Because There Is a Bob
Bob Moore moved to Portland in 1978 to attend seminary after an enjoyable—if not economically sustainable—experiment in running a mill with his three sons. Empty-nesters, Bob and his wife Charlee lived in a townhouse two blocks from the seminary. “There was a lark to the whole thing,” Bob said.
In the first two months, they wrote their Greek vocabulary work on 3x5 flash cards and would walk through the countryside, conjugating verbs of a Biblical nature. “We walked by the Martin Brothers mill, abandoned in 1957 when they pulled the rail line out. It was still sitting there in reasonable enough shape; I thought I could restore it.” They hired fellow seminary students to help Bob clean the place and put a new coat of paint on things. (One can imagine those late-night conversations.) Bob found another mill in eastern Oregon with “classy, classic machinery” from the 1800s and the machinery was transplanted. Bob’s Red Mill was born.
“We started in 1978 … and it just went up like a rocket ship. It hasn’t stopped.” Indeed—Bob’s Red Mill products are ubiquitous and healthy, always made with locally sourced whole grain. Their gluten-free line alone now offers 81 products.
When asked about the continued success of Bob’s Red Mill, Lori Sobelson, director of corporate outreach, said, “A combination of things like company integrity and high-quality products, but also because there is a Bob…” at which point Bob cuts in and says, “Not forever though!”

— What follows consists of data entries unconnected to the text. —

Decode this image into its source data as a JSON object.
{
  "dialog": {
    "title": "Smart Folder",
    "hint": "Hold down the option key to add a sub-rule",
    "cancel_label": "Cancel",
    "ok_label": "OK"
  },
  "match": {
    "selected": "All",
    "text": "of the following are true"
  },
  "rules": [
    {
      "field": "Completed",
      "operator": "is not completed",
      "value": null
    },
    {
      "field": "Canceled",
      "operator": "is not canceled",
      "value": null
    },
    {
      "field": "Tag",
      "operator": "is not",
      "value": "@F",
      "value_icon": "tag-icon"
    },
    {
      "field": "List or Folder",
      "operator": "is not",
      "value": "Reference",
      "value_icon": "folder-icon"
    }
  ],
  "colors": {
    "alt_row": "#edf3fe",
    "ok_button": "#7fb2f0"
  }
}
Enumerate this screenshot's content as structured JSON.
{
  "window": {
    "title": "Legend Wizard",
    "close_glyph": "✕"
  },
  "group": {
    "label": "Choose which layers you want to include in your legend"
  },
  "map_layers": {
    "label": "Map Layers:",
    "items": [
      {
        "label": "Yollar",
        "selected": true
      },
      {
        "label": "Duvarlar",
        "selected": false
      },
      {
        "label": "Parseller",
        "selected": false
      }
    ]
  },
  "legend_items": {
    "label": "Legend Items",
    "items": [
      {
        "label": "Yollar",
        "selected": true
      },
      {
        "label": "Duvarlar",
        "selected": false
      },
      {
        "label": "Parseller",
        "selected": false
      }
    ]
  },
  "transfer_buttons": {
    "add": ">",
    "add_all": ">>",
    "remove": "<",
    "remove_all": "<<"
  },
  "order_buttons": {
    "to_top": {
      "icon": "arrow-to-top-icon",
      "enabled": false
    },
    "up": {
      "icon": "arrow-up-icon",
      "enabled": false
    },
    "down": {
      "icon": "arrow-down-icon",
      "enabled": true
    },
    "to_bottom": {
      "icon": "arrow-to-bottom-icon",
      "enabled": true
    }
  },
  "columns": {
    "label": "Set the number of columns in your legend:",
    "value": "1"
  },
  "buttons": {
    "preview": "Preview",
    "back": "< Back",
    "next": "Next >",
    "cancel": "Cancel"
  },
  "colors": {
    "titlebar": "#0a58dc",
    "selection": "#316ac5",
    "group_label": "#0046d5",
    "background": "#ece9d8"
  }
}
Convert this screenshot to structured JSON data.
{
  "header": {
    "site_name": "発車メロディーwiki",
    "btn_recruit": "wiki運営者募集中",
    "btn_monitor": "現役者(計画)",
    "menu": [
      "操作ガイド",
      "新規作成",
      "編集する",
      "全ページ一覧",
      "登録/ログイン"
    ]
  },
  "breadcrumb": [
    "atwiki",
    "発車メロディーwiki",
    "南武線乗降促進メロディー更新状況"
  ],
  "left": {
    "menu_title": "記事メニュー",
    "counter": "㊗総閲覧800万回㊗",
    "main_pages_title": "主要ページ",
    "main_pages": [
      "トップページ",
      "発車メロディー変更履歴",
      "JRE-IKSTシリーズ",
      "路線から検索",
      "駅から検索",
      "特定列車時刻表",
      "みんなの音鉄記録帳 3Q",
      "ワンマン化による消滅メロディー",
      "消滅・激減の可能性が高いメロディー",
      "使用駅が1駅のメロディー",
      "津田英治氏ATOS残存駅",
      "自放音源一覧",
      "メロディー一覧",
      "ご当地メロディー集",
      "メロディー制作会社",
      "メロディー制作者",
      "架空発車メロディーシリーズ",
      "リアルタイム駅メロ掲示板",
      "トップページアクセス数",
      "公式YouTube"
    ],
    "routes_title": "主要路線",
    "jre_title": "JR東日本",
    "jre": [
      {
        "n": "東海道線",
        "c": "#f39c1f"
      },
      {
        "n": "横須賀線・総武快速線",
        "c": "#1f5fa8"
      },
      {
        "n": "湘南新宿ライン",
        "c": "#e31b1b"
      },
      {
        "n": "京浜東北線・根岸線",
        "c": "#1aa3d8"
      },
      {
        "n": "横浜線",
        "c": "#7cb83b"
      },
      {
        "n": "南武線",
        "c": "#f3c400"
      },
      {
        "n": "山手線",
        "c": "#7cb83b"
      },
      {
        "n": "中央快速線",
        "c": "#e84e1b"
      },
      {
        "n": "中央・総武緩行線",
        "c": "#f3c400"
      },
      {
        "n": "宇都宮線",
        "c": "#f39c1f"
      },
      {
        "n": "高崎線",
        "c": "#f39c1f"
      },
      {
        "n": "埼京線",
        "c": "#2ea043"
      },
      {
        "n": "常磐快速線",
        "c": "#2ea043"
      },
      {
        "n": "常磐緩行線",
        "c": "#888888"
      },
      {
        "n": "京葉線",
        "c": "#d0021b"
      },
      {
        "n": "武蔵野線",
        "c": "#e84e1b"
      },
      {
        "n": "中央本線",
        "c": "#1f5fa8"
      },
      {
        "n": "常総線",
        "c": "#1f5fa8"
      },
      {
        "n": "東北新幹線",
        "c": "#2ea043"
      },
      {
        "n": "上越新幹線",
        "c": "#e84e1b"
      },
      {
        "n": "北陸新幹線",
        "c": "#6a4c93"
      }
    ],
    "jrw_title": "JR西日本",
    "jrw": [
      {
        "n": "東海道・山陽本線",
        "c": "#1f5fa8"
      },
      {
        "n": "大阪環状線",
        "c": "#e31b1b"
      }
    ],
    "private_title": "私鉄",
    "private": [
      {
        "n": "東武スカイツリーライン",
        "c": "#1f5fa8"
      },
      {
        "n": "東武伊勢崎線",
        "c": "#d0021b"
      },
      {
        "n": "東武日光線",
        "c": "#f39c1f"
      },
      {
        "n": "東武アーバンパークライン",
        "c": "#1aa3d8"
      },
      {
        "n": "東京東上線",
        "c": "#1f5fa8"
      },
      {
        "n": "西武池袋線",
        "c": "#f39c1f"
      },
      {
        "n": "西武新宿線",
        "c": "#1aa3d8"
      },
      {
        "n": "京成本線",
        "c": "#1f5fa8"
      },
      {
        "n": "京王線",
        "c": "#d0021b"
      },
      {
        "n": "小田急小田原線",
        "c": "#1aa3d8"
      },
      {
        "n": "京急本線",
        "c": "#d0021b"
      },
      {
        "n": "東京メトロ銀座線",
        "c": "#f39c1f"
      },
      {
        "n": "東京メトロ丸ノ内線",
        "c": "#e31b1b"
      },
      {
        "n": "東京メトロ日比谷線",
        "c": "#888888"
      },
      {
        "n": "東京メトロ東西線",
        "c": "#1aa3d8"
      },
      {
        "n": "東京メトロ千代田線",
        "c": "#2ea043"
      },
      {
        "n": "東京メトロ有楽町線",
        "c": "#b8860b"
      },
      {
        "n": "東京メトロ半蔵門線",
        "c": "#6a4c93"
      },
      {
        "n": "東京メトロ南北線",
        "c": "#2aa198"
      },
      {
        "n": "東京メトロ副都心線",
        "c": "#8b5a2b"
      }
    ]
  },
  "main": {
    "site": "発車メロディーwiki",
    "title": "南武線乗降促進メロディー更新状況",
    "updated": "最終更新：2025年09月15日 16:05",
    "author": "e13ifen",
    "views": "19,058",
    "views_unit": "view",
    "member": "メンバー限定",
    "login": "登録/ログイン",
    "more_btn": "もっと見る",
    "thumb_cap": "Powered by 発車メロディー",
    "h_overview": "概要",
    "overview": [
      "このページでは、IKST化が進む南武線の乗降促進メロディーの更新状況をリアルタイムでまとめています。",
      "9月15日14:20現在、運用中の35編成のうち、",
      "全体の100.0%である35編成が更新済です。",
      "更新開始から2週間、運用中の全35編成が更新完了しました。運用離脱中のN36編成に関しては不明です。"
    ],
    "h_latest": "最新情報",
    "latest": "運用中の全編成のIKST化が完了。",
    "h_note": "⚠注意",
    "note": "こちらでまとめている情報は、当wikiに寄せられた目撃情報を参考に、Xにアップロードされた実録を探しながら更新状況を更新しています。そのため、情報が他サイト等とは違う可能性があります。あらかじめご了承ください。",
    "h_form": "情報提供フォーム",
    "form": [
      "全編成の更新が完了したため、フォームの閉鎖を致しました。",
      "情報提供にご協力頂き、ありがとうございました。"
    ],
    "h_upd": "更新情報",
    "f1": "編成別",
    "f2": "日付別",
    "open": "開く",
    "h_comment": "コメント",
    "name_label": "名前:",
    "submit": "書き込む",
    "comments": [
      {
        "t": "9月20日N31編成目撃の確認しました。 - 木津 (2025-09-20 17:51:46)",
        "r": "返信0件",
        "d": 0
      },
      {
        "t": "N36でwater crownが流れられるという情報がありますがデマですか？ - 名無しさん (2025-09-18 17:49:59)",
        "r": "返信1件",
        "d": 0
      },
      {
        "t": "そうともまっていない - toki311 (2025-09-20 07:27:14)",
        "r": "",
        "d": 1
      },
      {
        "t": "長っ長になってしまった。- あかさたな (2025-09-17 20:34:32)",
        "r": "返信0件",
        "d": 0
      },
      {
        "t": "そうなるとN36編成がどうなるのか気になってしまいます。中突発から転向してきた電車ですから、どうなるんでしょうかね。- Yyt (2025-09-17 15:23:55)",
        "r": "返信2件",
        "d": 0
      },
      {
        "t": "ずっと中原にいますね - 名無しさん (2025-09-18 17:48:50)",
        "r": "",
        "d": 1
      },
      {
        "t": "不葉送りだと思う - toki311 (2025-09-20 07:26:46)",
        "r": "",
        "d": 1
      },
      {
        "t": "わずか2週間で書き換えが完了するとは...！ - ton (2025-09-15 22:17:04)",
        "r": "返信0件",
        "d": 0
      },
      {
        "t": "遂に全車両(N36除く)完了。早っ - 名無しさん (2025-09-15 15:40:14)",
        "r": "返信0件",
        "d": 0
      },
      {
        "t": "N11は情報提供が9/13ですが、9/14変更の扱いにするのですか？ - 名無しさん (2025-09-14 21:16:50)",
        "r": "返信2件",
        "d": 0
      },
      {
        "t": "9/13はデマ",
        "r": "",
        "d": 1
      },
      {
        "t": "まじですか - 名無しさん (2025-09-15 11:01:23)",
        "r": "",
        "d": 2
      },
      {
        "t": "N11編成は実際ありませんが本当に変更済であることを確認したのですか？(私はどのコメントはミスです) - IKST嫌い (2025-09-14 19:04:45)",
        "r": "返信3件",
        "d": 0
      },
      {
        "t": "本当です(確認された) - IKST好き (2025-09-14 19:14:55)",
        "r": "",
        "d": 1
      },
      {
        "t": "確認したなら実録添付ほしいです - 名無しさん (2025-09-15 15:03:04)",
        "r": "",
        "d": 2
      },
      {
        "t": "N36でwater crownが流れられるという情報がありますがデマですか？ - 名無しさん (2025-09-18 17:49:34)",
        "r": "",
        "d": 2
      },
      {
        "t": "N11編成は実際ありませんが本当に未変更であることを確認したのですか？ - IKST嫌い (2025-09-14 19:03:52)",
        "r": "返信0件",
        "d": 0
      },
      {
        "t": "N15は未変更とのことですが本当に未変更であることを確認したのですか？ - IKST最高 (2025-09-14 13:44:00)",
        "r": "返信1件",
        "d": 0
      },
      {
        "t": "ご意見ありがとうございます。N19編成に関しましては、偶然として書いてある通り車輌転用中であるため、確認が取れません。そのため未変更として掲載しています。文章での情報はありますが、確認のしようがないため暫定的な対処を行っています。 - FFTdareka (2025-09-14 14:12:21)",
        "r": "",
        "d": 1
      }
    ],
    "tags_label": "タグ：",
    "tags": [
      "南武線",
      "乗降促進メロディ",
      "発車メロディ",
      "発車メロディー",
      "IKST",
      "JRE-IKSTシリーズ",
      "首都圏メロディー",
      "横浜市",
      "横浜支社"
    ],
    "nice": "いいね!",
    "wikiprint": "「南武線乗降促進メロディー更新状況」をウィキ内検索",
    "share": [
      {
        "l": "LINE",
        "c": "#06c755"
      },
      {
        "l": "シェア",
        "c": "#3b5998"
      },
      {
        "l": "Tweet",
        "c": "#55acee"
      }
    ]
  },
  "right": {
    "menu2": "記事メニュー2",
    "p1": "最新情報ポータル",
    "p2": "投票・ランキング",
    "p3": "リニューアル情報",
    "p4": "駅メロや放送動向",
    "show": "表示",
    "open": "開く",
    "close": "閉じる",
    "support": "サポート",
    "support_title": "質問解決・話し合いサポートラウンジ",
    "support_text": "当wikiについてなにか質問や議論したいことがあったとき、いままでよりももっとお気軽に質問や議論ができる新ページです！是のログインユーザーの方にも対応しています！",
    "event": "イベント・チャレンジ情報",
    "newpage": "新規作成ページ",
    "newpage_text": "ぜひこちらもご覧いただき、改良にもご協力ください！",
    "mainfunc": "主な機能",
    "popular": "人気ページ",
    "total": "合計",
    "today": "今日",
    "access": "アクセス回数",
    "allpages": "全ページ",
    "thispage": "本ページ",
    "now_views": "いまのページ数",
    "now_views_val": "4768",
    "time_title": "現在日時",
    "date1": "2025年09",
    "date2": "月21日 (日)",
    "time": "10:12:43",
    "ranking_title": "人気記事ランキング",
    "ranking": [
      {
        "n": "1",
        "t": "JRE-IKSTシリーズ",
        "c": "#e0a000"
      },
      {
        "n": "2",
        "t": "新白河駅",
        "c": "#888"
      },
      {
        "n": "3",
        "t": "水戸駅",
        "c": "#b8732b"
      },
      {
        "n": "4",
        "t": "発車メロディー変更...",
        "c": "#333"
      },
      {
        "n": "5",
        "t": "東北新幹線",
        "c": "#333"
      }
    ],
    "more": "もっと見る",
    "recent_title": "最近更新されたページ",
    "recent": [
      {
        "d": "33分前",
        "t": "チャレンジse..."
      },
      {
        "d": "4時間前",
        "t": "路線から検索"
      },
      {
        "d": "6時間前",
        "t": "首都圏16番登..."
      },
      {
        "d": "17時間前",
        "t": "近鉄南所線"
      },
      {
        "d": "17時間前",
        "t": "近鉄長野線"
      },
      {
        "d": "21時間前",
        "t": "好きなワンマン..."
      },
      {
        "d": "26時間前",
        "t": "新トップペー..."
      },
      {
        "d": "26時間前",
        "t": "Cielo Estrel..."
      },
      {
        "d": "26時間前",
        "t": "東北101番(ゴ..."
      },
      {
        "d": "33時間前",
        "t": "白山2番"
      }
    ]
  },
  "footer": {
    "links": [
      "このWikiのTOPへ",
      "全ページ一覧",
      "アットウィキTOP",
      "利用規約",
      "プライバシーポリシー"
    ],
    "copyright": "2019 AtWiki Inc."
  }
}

Now 84, Bob’s awareness of his own mortality is very much with him, though he’s not worried about it, just pragmatic. His preparations have been two-fold: a lifelong musician and car guy, Bob is also thrifty by nature, not prone to extravagance. His purchases of three model-A Fords and a 200-year-old Italian violin were a chance to enjoy a few of the finer things this side of eternity.
Second, he gave his company to his employees. (This generosity was nothing new, as they’ve had profit sharing at Bob’s Red Mill since 1983.) The mechanism they used was an employee stock ownership plan, or ESOP. Each employee was given stock options, and Bob sold his stock to the ESOP account. Over time some of the profits from the company go to the ESOP to buy out the stocks for the employees.
“At the end of the given period of time, the employees will own this company and I’m not going to,” Bob says. “That’s going to be an interesting thing because right now I’m at 51 percent—I was at 100. You can begin to see this scary transition [laughs] when they can tell me what to do … But I don’t think we’re going to have any problems. I’m 84 and I think it’s going to transition about right, so I’m not concerned.”
While Bob is still in the driver’s seat, he’s made the decision to be philanthropic to the tune of $35 million. Oregon State University got $5 million for a center to do research on nutrition to further Bob’s longtime passion for healthy eating. The National College of
Natural Medicine also got $1.35 million to build a teaching kitchen and fund ECO (ending childhood obesity). Last year Bob and Charlee gave $25 million to the Oregon Health and Science University that established the Moore Institute for Health and Nutrition. “We’re trying to die broke,” Bob says.
And if this grand experiment doesn’t work out? “I can always go live with my sons,” Bob says. “They’re doing fine.”